Jenny2026 · 27/10/2025 22:20

Id of called it a day on discovery of gambling, lies etc

Hollyjollynights · 27/10/2025 22:20

When this all came out about the gambling she wanted his bank statements everything which he provided and wanted to see everything which is totally understandable.
is it?

but I have told him he should make amends even no the arguments weren't his fault
why

What do you think I should do about this situation.
pay them back as quickly as possible, don’t loan anymore money from them, don’t let them
be as overinvolved in your lives, don’t let them
treat your children differently, otherwise leave dh to deal with them

outerspacepotato · 27/10/2025 22:21

He owes her money, along with others.

He shouldn't have taken her money if he didn't want her to have access to his financials.

She, along with your parents saved you guys from financial ruin that he caused. Get extra jobs and pay them back ASAP.

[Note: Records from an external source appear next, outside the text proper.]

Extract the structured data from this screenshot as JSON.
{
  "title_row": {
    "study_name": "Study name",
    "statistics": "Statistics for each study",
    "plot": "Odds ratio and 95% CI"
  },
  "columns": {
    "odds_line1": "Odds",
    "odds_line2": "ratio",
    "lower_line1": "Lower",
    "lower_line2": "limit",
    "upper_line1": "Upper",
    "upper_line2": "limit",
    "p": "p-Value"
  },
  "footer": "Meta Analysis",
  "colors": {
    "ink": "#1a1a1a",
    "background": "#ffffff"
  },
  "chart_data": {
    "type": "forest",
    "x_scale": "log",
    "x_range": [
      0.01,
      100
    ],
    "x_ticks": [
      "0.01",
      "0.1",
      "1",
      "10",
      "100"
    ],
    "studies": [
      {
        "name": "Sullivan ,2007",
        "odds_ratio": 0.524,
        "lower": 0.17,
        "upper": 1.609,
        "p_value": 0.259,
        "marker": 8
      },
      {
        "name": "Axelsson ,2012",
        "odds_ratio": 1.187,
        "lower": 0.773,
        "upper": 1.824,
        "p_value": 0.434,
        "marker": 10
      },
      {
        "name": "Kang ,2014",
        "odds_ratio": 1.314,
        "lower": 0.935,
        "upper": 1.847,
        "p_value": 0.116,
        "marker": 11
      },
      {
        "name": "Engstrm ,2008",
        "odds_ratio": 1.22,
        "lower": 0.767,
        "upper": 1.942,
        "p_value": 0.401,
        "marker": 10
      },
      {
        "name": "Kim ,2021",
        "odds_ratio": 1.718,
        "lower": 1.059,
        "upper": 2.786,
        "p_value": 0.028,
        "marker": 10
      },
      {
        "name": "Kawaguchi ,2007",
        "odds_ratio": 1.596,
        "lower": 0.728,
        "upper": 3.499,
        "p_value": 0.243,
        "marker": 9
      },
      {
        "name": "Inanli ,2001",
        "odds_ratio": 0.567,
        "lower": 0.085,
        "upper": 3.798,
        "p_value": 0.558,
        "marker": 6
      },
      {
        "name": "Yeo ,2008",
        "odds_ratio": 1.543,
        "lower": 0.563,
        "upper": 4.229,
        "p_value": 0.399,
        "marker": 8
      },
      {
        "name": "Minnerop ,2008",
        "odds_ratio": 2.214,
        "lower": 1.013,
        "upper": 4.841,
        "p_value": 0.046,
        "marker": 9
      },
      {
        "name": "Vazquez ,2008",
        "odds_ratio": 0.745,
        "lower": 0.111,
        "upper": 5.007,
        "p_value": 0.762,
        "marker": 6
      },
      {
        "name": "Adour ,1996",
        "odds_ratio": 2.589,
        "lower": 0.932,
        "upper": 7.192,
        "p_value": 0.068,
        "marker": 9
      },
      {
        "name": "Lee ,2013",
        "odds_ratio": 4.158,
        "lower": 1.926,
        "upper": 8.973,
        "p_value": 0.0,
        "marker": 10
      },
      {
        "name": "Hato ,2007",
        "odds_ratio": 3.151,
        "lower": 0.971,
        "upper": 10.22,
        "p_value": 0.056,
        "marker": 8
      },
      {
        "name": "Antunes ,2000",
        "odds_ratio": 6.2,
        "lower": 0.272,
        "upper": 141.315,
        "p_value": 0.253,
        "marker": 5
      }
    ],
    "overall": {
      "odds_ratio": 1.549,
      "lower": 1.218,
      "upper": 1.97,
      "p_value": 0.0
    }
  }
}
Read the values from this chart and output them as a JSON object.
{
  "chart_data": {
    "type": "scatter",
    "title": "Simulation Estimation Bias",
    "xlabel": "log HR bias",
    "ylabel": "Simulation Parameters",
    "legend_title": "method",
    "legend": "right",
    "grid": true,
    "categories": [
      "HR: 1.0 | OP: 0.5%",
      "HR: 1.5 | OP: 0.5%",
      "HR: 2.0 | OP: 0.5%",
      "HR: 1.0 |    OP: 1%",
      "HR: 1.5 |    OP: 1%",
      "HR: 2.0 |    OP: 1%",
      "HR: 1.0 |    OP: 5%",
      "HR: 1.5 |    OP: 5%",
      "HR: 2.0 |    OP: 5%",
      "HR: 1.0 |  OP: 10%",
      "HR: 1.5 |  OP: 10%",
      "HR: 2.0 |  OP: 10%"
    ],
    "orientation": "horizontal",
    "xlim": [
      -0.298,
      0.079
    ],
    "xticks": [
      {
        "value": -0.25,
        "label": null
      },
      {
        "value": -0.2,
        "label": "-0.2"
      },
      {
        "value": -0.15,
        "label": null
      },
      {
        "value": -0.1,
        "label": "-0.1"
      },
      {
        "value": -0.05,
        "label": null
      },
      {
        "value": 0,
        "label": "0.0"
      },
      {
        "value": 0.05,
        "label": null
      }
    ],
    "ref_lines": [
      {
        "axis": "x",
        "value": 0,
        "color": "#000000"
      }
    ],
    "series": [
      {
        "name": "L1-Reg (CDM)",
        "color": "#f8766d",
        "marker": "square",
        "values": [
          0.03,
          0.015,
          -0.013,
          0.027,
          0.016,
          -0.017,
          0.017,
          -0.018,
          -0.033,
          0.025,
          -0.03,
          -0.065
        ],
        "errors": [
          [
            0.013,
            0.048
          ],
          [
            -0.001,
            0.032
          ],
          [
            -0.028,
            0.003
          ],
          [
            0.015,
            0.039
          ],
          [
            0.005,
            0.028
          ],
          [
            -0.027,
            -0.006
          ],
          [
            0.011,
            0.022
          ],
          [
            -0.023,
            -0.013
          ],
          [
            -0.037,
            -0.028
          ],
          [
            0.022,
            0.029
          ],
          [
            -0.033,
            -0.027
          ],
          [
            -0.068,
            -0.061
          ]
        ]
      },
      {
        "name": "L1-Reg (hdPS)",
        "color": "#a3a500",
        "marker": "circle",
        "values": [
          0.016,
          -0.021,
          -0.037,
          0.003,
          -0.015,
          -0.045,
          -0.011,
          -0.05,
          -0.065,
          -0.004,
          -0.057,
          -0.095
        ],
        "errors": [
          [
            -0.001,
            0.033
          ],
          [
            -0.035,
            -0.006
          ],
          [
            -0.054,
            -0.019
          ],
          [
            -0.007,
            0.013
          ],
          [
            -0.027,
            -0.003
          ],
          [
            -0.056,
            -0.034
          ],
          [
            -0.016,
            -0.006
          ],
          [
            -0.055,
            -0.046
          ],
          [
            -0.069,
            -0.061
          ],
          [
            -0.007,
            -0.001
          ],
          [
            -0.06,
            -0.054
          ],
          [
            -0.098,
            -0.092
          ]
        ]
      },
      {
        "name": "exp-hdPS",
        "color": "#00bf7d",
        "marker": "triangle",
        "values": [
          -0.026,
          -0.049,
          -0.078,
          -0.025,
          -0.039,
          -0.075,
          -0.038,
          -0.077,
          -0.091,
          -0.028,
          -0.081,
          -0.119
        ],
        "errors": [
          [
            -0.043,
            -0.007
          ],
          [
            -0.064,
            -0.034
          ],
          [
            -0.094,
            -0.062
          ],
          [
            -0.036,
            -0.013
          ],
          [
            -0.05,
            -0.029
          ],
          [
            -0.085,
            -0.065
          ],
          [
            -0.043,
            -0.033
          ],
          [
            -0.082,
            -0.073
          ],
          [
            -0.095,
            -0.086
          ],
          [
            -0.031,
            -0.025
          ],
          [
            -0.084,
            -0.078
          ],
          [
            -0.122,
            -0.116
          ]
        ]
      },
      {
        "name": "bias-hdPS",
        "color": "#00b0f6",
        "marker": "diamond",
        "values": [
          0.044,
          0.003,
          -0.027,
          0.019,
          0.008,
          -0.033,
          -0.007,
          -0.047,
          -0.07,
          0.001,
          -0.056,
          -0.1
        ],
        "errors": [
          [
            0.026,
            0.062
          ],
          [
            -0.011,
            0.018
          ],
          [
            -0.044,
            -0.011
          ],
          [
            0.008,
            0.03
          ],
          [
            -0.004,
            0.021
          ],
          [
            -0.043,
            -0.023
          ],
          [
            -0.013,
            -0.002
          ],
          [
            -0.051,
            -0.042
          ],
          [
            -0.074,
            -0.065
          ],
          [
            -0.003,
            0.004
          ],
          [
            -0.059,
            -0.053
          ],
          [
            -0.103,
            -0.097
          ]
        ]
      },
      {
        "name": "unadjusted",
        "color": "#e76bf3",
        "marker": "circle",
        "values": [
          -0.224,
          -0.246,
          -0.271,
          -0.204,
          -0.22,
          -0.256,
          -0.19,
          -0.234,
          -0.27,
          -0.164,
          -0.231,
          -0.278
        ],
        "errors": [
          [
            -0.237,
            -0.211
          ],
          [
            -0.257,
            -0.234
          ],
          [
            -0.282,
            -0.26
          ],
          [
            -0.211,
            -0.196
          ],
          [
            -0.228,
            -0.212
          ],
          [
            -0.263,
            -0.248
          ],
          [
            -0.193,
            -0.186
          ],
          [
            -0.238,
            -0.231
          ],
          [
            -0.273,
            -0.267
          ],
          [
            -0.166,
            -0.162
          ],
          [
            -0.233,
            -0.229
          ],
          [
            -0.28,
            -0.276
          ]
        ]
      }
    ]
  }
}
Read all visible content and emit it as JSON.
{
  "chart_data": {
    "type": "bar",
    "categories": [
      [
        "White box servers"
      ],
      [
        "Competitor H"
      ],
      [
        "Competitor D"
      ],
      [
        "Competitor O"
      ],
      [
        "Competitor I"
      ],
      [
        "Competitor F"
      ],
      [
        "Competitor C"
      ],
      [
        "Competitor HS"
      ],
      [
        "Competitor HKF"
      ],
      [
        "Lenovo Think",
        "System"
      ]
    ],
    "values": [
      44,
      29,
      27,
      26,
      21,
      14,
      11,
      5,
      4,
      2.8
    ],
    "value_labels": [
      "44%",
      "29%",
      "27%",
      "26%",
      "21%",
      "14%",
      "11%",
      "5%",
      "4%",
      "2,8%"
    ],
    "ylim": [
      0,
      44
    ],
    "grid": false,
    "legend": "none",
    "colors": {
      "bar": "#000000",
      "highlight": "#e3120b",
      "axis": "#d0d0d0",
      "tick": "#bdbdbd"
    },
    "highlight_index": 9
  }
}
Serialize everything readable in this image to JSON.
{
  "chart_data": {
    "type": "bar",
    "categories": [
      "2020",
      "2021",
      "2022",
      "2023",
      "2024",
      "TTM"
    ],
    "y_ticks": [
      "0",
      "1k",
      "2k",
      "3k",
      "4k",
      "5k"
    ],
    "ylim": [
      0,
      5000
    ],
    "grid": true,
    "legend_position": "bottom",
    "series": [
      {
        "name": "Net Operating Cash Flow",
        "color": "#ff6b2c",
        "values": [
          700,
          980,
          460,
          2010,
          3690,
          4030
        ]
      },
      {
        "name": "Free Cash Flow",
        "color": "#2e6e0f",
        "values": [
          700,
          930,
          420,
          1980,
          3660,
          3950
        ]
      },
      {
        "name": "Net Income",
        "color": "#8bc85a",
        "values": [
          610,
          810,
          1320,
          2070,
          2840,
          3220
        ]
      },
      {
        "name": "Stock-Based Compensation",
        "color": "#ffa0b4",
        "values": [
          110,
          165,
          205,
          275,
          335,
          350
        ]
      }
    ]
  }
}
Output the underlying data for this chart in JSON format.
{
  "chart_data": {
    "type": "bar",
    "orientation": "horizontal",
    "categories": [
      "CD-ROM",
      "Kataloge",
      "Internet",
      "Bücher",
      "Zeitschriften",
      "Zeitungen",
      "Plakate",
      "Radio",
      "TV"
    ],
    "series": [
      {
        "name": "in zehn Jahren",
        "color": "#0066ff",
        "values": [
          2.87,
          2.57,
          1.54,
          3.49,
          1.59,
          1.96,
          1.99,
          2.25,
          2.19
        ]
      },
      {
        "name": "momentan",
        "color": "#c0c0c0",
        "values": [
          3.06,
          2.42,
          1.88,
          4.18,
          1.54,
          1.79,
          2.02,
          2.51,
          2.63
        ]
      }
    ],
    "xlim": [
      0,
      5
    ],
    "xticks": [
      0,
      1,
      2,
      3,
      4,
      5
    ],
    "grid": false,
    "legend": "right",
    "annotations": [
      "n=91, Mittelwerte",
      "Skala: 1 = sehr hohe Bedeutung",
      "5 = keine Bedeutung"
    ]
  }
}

StrawberryWater · 27/10/2025 22:52
  1. She has absolutely no right to any of his financial information. None. Encourage him to change all of his passwords. Yes he borrowed money but if he plans to pay her back then he should come up with a payment plan. That still doesn't give her any right to look at his financials.

  2. Why the hell are you encouraging him to 'make amends' for arguments he didn't cause? What on earth are you doing! You're not helping him be a bigger person, your telling him to make himself a bigger doormat. WTF is wrong with you? If he doesn't want to speak to his parents then that's up to him. Let him make the decision, it's his family.

  3. If they want a relationship with the kids then they need to work for it. Stop chasing them. You do need to put your foot down though and tell her she can't treat the kids like crap. Why are you even allowing it? What's all this crap about birthday presents and one being at her house and not bothering with the party. Tell her to stop behaving like a fucking baby.

  4. Good luck with your OH. I dated a gambling addict and he ruined my life for a long time. I hope he really has changed but you need all the luck in the world on that one!